The Road Home

Where two fabulous women spill most of their beans.

4.07.2003

it's funny you're talking about books. I did some reading this weekend as well. When you're depressed about your love life, there's one absolution: DON'T read books about other women who are depressed about their lives. It gives tou all new ideas on things to be depressed about that you wouldn't have thought of. That's not the kind of inspiration I need.
I like to think that I'm a progressive woman, keeping my mind and imagination alive and fresh by reading all sorts of books, novels, poetry, documentaries, even the occational book in Spanish. However, I'm making a vow to trash all novels that are pathetic love stories. Not the chessy everything-works-out books, no, the ones about depressed, lonely breakups in New York under smog, with best friends that live in apartments across from Central Park. Can someone write a book about something real?
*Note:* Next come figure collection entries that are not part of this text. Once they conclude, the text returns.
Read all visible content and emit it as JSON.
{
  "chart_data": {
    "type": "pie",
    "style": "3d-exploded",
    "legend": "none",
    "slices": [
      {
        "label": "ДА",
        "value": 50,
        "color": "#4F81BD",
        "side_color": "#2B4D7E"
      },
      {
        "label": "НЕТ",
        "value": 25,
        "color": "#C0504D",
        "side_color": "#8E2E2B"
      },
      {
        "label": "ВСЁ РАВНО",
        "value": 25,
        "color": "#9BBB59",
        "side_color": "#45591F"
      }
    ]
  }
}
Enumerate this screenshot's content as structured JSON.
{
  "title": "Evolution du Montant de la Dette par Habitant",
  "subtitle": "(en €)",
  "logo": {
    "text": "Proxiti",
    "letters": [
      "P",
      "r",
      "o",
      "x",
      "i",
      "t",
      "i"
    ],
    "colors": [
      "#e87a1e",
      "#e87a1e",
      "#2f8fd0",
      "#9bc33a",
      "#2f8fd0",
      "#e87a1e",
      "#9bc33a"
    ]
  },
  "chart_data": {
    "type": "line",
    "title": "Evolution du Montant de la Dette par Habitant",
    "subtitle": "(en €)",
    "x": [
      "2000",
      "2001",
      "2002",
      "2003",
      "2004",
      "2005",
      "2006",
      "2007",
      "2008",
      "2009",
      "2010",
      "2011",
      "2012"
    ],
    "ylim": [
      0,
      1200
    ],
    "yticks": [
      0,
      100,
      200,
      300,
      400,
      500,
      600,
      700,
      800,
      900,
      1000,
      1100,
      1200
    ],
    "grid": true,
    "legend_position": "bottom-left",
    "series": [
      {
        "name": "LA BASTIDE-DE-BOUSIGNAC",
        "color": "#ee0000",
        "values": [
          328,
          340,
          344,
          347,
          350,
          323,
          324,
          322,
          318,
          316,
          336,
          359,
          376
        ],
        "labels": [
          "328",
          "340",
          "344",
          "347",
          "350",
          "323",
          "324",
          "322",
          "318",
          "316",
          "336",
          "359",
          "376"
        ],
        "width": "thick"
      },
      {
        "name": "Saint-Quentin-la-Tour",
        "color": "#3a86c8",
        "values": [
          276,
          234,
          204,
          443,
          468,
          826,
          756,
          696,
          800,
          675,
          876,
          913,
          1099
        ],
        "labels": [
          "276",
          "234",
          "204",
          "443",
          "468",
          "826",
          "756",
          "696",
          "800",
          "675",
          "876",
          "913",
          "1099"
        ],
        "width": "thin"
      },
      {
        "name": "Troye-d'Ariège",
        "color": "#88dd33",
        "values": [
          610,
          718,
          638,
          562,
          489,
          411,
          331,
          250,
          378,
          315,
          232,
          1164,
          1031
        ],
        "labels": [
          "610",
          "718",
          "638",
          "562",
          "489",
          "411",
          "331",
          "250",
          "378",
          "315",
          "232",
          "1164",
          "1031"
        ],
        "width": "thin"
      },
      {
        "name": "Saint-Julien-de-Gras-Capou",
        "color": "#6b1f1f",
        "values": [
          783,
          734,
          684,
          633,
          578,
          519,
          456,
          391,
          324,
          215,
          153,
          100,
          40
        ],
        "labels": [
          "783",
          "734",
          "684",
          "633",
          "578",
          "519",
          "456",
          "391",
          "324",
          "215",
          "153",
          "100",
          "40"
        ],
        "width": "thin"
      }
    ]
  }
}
No one I know spends a "breakup" shopping spree in some shoe store in New Jersey to make themselves feel better...ok well Julia would. But other than that. I want to scream, "GIVE ME A FUCKING BREAK" I hope to everything female these characters aren't based on real people. What about women with determination, with heart and balls? NO, it seems alot more simple than this. Grab some friends, a case of Miller Light, and great cd, and get out on the road. Almost all of life's problems can be cured that way, indeed, it's salve for the weary soul.
It seems as thought the solution to my character frustration is to just stop reading the books, right? That's like cutting someone off in conversation. Even if you're bored, it seems rude. And many great books I have started out boring. There's only one book in my immense collection that remains only half read. It's called "A Map of the World". It's a tan book, and no, it doesn't look like an atlas. It bugs me, having not finished it. It's like it catches my eye everytime I walk past the book shelf.
The book is about a child dying.


It's been one year to the day since I lost my little brother, since I had to put him in the ground, and I just can't bring myself to finish that book. So instead, my thoughts turn to other subjects that never seem to ease up. However, reading about a woman who is heartbroken while having my way with a can of rainbow chip cake icing seems to reinforce my optimistic belief in strong, real women, and that even they need cheesy books and sweat pants some days.